Despite the lack of any clear signal from stochastics on this symbol, the usual conditions for overbought as continuation are absent. To assert that a continuation or consolidation is favorable, traders would normally seek out a significant change in the positions of faster MAs relative to one another. Crucially, there has been no breakout of MACD as yet, with the indicator continuing to signal slowing upward momentum.
Given Mrs. May’s announcement on Friday and the performance of British shares last week, it would be quite foolish to ignore the fundamental picture and correlations. Political chaos, weak economic data, and strong pullbacks at the LSE can always affect the pound significantly in the short-term. Looking beyond the typical H4, though, the pound appears to be on track for a degree of recovery… or at least relative stability.
Here’s the contrasting outlook for GBP based on a more familiar way of looking at things.
Looking back on the previous Brexit news releases, chart analysis using indicators proved inconclusive and occasionally disappointing—which is why I’m not going to suggest technical analysis. Instead, I’m going to stick to what’s been consistent throughout the Brexit fiasco, and that is common sense.
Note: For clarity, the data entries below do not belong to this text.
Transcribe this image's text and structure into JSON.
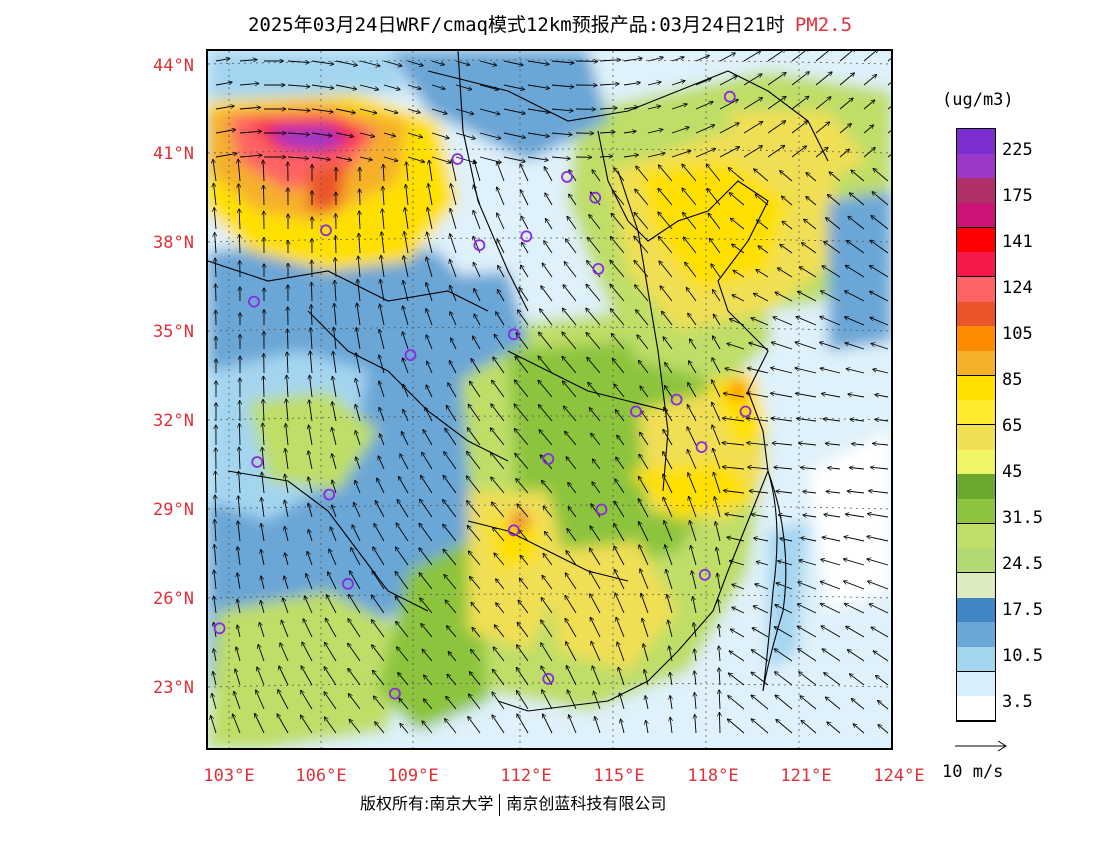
{
  "title": {
    "main": "2025年03月24日WRF/cmaq模式12km预报产品:03月24日21时",
    "pollutant": "PM2.5"
  },
  "lat_labels": [
    "44°N",
    "41°N",
    "38°N",
    "35°N",
    "32°N",
    "29°N",
    "26°N",
    "23°N"
  ],
  "lon_labels": [
    "103°E",
    "106°E",
    "109°E",
    "112°E",
    "115°E",
    "118°E",
    "121°E",
    "124°E"
  ],
  "legend": {
    "unit": "(ug/m3)",
    "labels": [
      "225",
      "175",
      "141",
      "124",
      "105",
      "85",
      "65",
      "45",
      "31.5",
      "24.5",
      "17.5",
      "10.5",
      "3.5"
    ],
    "colors": [
      "#7b2fd1",
      "#9b38c9",
      "#b0306a",
      "#cc1377",
      "#ff0000",
      "#f5184a",
      "#ff6464",
      "#ec5429",
      "#ff8a00",
      "#f5b02a",
      "#ffe000",
      "#ffeb2d",
      "#f0df55",
      "#f0f566",
      "#6aa830",
      "#8cc43e",
      "#bede68",
      "#b3d874",
      "#dcecc0",
      "#3f86c4",
      "#6aa6d6",
      "#a4d5f0",
      "#d8eefa",
      "#ffffff"
    ],
    "vector_label": "10 m/s"
  },
  "copyright": {
    "owner1": "版权所有:南京大学",
    "owner2": "南京创蓝科技有限公司"
  },
  "map": {
    "city_markers": [
      {
        "lon": 119.0,
        "lat": 42.9
      },
      {
        "lon": 110.3,
        "lat": 40.8
      },
      {
        "lon": 113.8,
        "lat": 40.2
      },
      {
        "lon": 114.7,
        "lat": 39.5
      },
      {
        "lon": 106.1,
        "lat": 38.4
      },
      {
        "lon": 111.0,
        "lat": 37.9
      },
      {
        "lon": 112.5,
        "lat": 38.2
      },
      {
        "lon": 114.8,
        "lat": 37.1
      },
      {
        "lon": 103.8,
        "lat": 36.0
      },
      {
        "lon": 112.1,
        "lat": 34.9
      },
      {
        "lon": 108.8,
        "lat": 34.2
      },
      {
        "lon": 116.0,
        "lat": 32.3
      },
      {
        "lon": 117.3,
        "lat": 32.7
      },
      {
        "lon": 119.5,
        "lat": 32.3
      },
      {
        "lon": 118.1,
        "lat": 31.1
      },
      {
        "lon": 103.9,
        "lat": 30.6
      },
      {
        "lon": 113.2,
        "lat": 30.7
      },
      {
        "lon": 106.2,
        "lat": 29.5
      },
      {
        "lon": 114.9,
        "lat": 29.0
      },
      {
        "lon": 112.1,
        "lat": 28.3
      },
      {
        "lon": 106.8,
        "lat": 26.5
      },
      {
        "lon": 118.2,
        "lat": 26.8
      },
      {
        "lon": 102.7,
        "lat": 25.0
      },
      {
        "lon": 108.3,
        "lat": 22.8
      },
      {
        "lon": 113.2,
        "lat": 23.3
      }
    ]
  }
}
Traders saw striking news and some of them probably expected big GBP moves, but instead, they saw the steady downward trend continue as if nothing had been accomplished—which is not far from the truth. The delays to Brexit also meant a delay on a concrete decision—and therefore a delay on any effect to the crashing UK currency. With that in mind, let’s look at the facts and interpret the obvious.
So, Theresa May has stepped down as leader of the conservative party, and the position of Prime Minister is up for grabs. That’s clear news, but how much closer are we to knowing if Brexit will happen or not? Again, the big news is no news at all, and the absence of a clear plan to stay or leave the EU puts GBP traders in limbo. Traders would be wise to expect very little change to price moves. For now, the rise that began on May 23 is generating speculation for GBP buyers, and so far the European Parliament elections barely made a dent. Perhaps the fuel for that rise is nothing more than a little sensationalism, so don’t expect it to last long.
Moreover, the United Kingdom is now headless, and politicians—both for and against Brexit—are wrestling for the job with Trump-style speeches that have no real vision for the UK. The island nation is still very much in hot water, and nobody is offering economic solutions outside of the “stay or go” Brexit dilemma.
Expect GBP’s recent rise to lose momentum quickly as the parliamentary circus introduces the new candidates, and consider a Sell order for the long term. Keep an eye on your GBP order and regularly check the news for something about the withdrawal agreement that could actually give hope to GBP and the British economy. If nothing positive comes to light, then sit tight.
So there you have it. Two very different opinions on what the future will bring for GBP. Which one rang true for you? Make your own investigation and see for yourself why GBP traders are struggling. Whether you side with technical analysis or political influence, only trade if your own conclusions support your direction.